日本の高齢者は怒りっぽい?!
今日の朝日新聞朝刊の「声」の欄を読んで、少し悲しい気持ちになった。
「学校から 若い世代」の特集で、「日本で暮らして感じたこと」を京都外国語大学留学生別課の学生が投稿していた。
その中に、ミャンマーからきた22歳の学生の「イメージと違った高齢者の姿」という投稿があった。日本に来るまでは、日本のお年寄りは皆優しくて穏やかだと思っていたにも関わらず、バイト先のコンビニでお年寄りから嫌な思いをさせられたという内容だった。
具体的には、友達が後ろから肩を叩いたと思って、「忙しいからちょっと待って」と言うと、肩に触れたのは通りかかった高齢者で、その高齢者は「言い方が失礼だ」と真っ赤な顔で怒り始めたと言うのだ。
また、ある日はタバコの銘柄を言われたが、よくわからなかったので番号を聞くと、机を叩きながら大きな声で「2!2!4!」と言われたそうだ。こちらも高齢者だったとのこと。
ミャンマーのお年寄りはいつも笑って若者と仲良くしているそうだ。そして、最後に「日本のお年寄りを見ていると、若者たちが歳をとることに対して重い気持ちになると思う」と締めくくっていた。
Webを調べてみると、高齢者が怒りっぽくなるのは、怒りの感情を抑制する脳の前頭葉の機能が衰えて、怒りを抑えられないという身体的な原因があるとのこと。しかし、それは日本人に特有の現象ではない。
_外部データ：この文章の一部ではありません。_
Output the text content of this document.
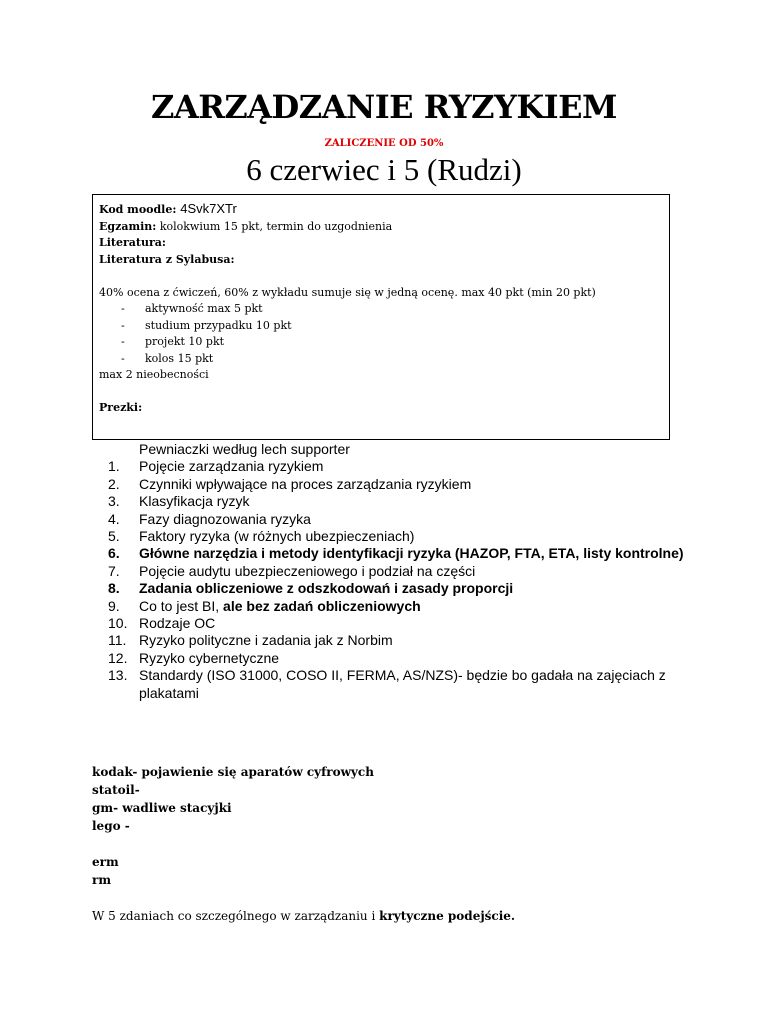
ZARZĄDZANIE RYZYKIEM
ZALICZENIE OD 50%
6 czerwiec i 5 (Rudzi)
Kod moodle: 4Svk7XTr
Egzamin: kolokwium 15 pkt, termin do uzgodnienia
Literatura:
Literatura z Sylabusa:
40% ocena z ćwiczeń, 60% z wykładu sumuje się w jedną ocenę. max 40 pkt (min 20 pkt)
- aktywność max 5 pkt
- studium przypadku 10 pkt
- projekt 10 pkt
- kolos 15 pkt
max 2 nieobecności
Prezki:
Pewniaczki według lech supporter
1.	Pojęcie zarządzania ryzykiem
2.	Czynniki wpływające na proces zarządzania ryzykiem
3.	Klasyfikacja ryzyk
4.	Fazy diagnozowania ryzyka
5.	Faktory ryzyka (w różnych ubezpieczeniach)
6.	Główne narzędzia i metody identyfikacji ryzyka (HAZOP, FTA, ETA, listy kontrolne)
7.	Pojęcie audytu ubezpieczeniowego i podział na części
8.	Zadania obliczeniowe z odszkodowań i zasady proporcji
9.	Co to jest BI, ale bez zadań obliczeniowych
10. Rodzaje OC
11. Ryzyko polityczne i zadania jak z Norbim
12. Ryzyko cybernetyczne
13. Standardy (ISO 31000, COSO II, FERMA, AS/NZS)- będzie bo gadała na zajęciach z plakatami
kodak- pojawienie się aparatów cyfrowych
statoil-
gm- wadliwe stacyjki
lego -
erm
rm
W 5 zdaniach co szczególnego w zarządzaniu i krytyczne podejście.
今回の投稿にあるケースにおいて、少なくとも投稿者が知る限りでは、日本の高齢者はミャンマーの高齢者よりも怒りっぽいということになる。
なぜ日本の高齢者は「怒りっぽくなる」のだろう。
それは「日本の高齢者が不幸だと思っている」からではないだろうか
「不幸だ」という気持ちが頭の中でうっせきして、知らず知らずのうち、あるいは先ほどの前頭葉の抑制が働かずに、言葉や態度に出てしまうのではないだろうか。
(ミャンマーや他国の高齢者の事情はわからないが、)若い頃にがむしゃらに働いてきた日本の高齢者にとって、社会的環境や自分の体調などから思うように働けなくなり、少ない年金とわずかな貯蓄で死ぬまでの生計を立てないといけないことへの不安は社会への憤りとなることは確かだ。
私もそんな不安や憤りを感じることがある。
しかし、不幸だと思ったところで何かが解決するわけではない。素直に今を受け入れ、その中で精一杯生きる。過去を悔やんでも仕方ないし、先のことを不安に思ってもどうなるものでもない。今できることをやるしかないじゃないか。
そんな老い方が、結局は幸福な老いであり、それほど長くはない残りの人生を充実させることになるはずだ。
少なくとも、若者に「こんな年寄りにはなりたくない」と思われるような歳の取り方だけは避けなければならない。